Speaking of which, whomever did cheat on that Red Sox 2018 squad is loving every minute of this lull in the action. Instead of being lumped in with Bregman, Altuve and the Houston Trashtros, any Sox Scammers will now be mostly forgotten upon the return of sports. Sure, 2018 may yet have an asterisk, and Alex Cora may be beyond saving, but at this point sports fans would take all the illicit material Enrico Pallazzo could uncover from under a ballplayers’ hat if it just meant live action again.

And as for Spygate II, does anyone even remember it? Dave Mondillo gets off scott-free.

4. Danny Ainge

Trader Danny stood pat at the NBA trade deadline, and it was going to cost his team a chance at Banner 18. I don’t believe the Celtics were getting past Milwaukee, let alone either L.A. team in the finals. The team’s depth was looking sorely exposed the last live hoops we watched, despite Jayson Tatum’s at times herculean efforts. But if the NBA is scrapped, Ainge is off the hook and in fact kept all his draft assets in house with a young, developing cast.

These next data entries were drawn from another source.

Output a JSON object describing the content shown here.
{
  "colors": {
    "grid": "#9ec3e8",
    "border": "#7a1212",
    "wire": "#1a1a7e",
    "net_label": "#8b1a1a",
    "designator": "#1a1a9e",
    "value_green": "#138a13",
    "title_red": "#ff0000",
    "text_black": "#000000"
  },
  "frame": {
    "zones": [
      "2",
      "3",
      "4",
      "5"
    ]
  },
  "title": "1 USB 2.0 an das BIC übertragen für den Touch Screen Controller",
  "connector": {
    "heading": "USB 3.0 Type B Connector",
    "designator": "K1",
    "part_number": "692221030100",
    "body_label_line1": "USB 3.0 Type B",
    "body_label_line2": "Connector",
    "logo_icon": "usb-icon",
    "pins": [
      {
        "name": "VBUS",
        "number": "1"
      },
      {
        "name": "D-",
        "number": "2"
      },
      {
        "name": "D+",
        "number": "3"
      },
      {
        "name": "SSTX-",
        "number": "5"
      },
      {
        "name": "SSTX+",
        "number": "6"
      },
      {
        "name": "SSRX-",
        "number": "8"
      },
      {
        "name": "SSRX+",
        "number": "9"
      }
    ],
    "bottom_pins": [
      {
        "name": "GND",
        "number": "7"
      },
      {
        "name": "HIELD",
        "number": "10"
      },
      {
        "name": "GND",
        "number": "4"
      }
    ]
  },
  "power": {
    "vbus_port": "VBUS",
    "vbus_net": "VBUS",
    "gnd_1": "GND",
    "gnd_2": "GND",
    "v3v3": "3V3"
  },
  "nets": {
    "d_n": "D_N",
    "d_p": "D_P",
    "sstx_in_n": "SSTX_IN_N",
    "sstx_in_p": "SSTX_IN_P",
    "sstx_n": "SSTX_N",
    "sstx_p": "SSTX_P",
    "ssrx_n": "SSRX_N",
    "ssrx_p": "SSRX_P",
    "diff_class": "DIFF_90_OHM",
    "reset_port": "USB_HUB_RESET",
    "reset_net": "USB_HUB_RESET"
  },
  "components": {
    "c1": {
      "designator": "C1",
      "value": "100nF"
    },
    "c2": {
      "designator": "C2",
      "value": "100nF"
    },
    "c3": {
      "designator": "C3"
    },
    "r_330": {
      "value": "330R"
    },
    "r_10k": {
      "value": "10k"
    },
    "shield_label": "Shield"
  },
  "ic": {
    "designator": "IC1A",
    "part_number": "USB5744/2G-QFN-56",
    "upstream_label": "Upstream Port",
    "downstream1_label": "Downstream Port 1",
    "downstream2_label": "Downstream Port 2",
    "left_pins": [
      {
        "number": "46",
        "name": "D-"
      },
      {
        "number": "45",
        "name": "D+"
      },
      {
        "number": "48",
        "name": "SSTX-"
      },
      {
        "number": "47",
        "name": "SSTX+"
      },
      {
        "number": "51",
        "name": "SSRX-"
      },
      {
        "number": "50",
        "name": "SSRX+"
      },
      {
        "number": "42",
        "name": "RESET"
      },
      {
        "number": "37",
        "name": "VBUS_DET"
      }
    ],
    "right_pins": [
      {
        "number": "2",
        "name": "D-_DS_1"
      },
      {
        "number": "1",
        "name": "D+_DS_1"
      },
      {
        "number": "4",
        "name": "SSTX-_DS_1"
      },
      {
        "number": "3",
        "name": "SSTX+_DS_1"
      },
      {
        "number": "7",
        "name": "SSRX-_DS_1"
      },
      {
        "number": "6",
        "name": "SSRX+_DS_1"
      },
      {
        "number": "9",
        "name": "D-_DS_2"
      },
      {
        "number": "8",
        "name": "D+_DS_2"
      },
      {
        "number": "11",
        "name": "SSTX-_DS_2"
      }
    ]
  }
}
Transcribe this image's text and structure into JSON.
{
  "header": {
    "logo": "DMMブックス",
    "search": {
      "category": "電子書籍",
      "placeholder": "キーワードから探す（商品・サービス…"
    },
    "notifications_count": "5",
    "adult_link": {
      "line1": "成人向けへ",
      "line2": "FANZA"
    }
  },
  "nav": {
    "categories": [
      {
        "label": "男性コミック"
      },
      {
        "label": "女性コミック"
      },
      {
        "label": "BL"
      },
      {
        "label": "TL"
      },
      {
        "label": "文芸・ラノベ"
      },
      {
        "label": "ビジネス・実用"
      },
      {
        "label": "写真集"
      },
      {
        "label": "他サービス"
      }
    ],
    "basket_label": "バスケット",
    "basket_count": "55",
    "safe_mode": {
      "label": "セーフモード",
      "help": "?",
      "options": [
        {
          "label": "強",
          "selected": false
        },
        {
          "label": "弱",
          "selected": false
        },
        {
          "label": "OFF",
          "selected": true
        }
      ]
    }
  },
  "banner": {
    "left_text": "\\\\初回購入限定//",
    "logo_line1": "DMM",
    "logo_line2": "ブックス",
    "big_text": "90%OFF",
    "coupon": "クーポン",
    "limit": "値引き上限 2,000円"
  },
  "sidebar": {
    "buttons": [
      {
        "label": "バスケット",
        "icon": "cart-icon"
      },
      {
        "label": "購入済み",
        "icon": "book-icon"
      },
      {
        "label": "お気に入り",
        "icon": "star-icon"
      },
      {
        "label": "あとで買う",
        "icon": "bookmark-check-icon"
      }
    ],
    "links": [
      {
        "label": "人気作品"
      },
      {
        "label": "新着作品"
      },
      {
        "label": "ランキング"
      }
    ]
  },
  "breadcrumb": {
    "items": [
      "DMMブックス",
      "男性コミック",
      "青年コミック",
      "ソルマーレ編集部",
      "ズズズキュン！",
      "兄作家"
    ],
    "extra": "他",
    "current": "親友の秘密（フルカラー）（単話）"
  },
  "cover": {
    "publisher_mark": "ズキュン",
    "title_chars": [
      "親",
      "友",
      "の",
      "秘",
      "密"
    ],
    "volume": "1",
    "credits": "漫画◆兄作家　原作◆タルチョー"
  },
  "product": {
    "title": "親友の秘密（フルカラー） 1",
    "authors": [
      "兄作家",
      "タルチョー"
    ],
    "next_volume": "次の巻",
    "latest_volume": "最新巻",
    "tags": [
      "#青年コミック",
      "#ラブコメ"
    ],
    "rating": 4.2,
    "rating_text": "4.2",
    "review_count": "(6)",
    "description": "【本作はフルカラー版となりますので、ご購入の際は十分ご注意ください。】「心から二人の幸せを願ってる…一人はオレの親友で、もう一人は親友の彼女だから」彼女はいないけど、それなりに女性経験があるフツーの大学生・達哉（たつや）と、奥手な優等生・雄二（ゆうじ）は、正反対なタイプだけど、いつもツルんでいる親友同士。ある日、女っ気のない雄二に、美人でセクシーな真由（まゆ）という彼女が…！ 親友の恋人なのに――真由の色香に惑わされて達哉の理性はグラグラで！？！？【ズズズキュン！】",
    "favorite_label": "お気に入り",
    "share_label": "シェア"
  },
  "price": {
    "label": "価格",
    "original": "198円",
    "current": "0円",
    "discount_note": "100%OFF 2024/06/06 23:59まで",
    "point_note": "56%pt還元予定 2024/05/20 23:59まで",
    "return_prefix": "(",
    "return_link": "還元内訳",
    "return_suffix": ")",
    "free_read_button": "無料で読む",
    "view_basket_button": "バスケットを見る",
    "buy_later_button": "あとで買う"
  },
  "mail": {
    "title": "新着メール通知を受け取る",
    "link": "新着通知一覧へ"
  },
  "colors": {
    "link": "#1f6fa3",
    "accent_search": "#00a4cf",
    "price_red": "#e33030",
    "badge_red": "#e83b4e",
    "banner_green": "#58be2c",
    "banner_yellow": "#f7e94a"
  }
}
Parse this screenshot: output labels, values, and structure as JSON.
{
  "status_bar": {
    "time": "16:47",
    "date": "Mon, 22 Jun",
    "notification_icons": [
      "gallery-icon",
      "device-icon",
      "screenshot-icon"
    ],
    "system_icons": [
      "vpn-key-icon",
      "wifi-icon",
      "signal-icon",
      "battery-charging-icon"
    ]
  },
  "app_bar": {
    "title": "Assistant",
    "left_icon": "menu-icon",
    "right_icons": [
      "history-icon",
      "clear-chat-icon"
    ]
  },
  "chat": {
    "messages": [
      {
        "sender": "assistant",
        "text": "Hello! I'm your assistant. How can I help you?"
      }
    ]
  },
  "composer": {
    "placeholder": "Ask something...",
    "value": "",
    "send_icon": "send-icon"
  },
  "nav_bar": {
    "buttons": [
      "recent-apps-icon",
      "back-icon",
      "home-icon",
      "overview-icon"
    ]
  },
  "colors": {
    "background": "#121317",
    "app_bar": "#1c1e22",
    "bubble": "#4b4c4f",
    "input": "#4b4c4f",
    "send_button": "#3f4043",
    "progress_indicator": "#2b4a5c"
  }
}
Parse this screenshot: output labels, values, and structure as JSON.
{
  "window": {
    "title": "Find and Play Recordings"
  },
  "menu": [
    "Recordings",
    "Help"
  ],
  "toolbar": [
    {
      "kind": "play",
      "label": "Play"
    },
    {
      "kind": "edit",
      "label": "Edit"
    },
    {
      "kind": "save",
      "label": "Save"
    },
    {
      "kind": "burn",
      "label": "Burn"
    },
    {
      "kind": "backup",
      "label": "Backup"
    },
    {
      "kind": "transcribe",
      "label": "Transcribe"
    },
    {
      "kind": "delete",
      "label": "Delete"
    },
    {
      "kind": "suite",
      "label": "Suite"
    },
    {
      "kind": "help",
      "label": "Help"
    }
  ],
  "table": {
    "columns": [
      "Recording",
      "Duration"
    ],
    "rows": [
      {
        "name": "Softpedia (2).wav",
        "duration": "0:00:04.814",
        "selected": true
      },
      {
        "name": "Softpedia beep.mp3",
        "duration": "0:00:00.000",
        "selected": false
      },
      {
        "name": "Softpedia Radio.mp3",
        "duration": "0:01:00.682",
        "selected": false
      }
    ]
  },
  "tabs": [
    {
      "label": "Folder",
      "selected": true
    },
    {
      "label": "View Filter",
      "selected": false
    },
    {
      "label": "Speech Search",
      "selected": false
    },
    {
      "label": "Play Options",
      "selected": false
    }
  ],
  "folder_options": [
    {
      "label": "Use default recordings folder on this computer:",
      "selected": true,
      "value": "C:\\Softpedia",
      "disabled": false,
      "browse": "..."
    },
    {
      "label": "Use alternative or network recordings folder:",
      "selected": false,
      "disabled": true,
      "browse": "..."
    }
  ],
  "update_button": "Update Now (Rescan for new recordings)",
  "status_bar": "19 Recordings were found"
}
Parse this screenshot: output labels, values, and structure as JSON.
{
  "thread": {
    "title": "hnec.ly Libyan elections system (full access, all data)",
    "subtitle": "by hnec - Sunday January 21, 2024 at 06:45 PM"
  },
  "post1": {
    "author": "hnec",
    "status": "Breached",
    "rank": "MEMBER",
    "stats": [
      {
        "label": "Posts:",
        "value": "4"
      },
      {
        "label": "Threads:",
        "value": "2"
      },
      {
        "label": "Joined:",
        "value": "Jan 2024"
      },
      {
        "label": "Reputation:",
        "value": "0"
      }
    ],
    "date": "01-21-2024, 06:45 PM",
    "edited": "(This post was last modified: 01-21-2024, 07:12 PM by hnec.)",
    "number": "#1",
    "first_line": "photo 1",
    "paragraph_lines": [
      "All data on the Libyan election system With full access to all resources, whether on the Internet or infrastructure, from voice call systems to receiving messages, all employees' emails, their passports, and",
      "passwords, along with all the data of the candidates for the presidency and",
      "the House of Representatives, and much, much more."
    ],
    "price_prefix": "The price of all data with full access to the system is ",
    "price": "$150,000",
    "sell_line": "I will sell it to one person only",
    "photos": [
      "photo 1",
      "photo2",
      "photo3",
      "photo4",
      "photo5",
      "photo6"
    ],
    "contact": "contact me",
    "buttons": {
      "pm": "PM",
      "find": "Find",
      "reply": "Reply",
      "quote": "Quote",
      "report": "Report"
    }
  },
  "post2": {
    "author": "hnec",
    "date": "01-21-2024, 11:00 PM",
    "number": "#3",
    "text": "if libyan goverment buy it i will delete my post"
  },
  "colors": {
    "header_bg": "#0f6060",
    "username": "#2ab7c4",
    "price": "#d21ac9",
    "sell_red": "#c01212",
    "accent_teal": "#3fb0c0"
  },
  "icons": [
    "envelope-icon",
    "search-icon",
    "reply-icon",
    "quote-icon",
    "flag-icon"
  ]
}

Sometimes good luck is the key to good fortune.

5. Bill Belichick

I’ll put my money on Belichick to gain an edge during a pandemic. Belichick’s worth ethic is unassailable (last offseason’s Barbados trip aside), and his team will be ready when the lights are turned back on. Does anyone doubt Bill and Ernie Adams will have the league’s most efficient plan to get players up to speed? Now, they may not have a quarterback of any worth, but Jarrett Stidham is feeling more comfortable about his offense right now than Brady is about his. And Bill’s defense will be fine, maybe good enough to win the AFC East again.